I'm trying to do some currying in ruby:

def add(a,b)
  return a+b
end

plus = lambda {add}
curry_plus = plus.curry
plus_two = curry_plus[2] #Line 24
puts plus_two[3]

I get the error

func_test.rb:24:in `[]': wrong number of arguments (1 for 0) (ArgumentError)

from func_test.rb:24:in `'

But if I do

plus = lambda {|a,b| a+ b}

It seems to work. But by printing plus after the assigning with lambda both ways return the same type of object. What have I misunderstood?

Was it helpful?

Solution

lambda {|a,b| a+ b}

Creates a lambda which takes two arguments and returns the result of calling + on the first, with the second as its arguments.

lambda {add}

Creates a lambda which takes no arguments and calls add without arguments, which is an error of course.
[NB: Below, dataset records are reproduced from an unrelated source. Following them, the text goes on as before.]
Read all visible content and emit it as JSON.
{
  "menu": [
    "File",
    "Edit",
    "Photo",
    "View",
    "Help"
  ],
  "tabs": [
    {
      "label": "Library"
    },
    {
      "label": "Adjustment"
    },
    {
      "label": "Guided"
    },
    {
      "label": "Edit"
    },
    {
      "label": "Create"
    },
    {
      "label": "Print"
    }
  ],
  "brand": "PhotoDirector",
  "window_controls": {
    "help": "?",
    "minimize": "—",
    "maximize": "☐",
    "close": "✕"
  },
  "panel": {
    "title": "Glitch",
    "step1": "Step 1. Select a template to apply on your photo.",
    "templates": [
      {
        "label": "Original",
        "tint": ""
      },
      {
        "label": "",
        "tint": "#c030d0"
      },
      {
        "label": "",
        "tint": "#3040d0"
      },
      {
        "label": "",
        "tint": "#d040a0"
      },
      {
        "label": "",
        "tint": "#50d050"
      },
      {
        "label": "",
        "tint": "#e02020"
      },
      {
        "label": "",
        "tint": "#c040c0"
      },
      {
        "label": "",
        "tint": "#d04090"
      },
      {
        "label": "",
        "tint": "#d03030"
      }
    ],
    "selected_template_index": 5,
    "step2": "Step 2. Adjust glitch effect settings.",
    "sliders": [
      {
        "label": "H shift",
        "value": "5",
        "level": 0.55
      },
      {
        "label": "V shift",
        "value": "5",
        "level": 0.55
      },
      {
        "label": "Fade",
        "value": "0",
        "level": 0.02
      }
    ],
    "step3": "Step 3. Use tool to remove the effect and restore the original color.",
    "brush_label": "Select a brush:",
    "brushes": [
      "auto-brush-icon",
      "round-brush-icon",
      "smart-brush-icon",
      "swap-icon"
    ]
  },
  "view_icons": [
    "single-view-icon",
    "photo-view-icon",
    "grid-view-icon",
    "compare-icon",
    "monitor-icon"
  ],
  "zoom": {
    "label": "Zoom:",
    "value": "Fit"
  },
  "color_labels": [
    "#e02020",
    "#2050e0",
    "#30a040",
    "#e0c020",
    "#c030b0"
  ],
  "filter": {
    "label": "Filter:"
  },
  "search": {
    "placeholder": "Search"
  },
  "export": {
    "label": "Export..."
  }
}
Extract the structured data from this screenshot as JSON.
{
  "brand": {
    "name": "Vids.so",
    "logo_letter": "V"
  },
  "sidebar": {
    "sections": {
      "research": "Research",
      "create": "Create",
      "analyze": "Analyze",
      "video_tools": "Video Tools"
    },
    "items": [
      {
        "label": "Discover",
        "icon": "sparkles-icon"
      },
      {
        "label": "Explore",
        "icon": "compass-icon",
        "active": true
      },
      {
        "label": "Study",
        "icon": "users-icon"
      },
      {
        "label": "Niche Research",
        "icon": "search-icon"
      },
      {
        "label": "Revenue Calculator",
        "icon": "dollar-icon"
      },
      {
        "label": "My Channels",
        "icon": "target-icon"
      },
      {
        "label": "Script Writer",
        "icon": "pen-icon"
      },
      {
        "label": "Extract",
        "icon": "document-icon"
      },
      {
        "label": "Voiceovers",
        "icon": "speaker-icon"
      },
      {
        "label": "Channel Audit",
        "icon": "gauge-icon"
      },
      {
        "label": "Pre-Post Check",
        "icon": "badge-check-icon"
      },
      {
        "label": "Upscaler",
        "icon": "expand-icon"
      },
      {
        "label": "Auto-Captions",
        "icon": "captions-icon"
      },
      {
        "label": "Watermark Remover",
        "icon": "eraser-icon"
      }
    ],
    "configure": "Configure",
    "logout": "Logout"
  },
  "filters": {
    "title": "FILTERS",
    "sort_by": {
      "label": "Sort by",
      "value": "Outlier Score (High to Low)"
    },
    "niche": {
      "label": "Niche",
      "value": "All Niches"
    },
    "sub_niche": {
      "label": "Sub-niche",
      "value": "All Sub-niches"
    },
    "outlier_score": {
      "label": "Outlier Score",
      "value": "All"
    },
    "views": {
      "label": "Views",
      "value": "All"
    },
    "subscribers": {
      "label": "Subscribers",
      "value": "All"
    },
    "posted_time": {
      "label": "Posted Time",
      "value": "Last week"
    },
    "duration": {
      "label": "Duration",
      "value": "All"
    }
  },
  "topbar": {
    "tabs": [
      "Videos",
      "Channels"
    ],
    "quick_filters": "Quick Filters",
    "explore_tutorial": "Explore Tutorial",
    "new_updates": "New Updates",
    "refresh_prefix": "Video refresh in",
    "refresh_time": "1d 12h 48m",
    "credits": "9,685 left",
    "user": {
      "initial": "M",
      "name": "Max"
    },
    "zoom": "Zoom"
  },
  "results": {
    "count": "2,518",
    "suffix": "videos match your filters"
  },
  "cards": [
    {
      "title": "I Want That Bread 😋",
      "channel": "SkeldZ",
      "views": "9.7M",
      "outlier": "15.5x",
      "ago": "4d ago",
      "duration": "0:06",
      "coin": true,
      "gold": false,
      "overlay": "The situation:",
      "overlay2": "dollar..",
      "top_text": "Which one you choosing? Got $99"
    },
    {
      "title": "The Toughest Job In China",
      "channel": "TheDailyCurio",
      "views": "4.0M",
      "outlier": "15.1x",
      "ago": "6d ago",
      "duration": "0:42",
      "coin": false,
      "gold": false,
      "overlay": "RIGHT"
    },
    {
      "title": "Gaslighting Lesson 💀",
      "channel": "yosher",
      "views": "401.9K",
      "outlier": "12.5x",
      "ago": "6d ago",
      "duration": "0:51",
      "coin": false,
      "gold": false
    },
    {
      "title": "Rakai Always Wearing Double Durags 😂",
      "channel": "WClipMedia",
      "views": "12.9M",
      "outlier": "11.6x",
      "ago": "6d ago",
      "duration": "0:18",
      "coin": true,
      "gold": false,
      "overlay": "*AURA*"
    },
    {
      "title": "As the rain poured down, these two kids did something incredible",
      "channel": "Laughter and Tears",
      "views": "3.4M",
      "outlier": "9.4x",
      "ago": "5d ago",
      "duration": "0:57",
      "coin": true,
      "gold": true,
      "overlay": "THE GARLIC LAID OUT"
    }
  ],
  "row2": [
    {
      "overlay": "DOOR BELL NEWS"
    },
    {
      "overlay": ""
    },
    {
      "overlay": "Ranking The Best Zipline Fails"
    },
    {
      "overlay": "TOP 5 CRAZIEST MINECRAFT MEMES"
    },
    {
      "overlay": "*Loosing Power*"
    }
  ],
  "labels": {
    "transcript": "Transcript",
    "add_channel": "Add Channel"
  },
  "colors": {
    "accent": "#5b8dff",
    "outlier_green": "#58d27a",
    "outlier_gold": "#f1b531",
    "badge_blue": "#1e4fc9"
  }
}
To do what you want, you should do

plus = lambda {|x,y| add(x,y)}

or

plus = method(:add).to_proc

OTHER TIPS

You're on the right track:

add = ->(a, b) { a + b }
plus_two = add.curry[2]
plus_two[4]
#> 6
plus_two[5]
#> 7

As others have pointed out, the plus lambda you defined doesn't take any arguments and calls the add method with no arguments.

When you write lambda {add}, you're declaring a Proc that takes no arguments and, as its sole action, calls add with no arguments. It doesn't turn add into a Proc. On the other hand, lambda {|a,b| a + b} returns a Proc that takes two arguments and adds them together — since it takes arguments, it's valid to pass arguments to that one.

I think what you want is method(:add).to_proc.curry.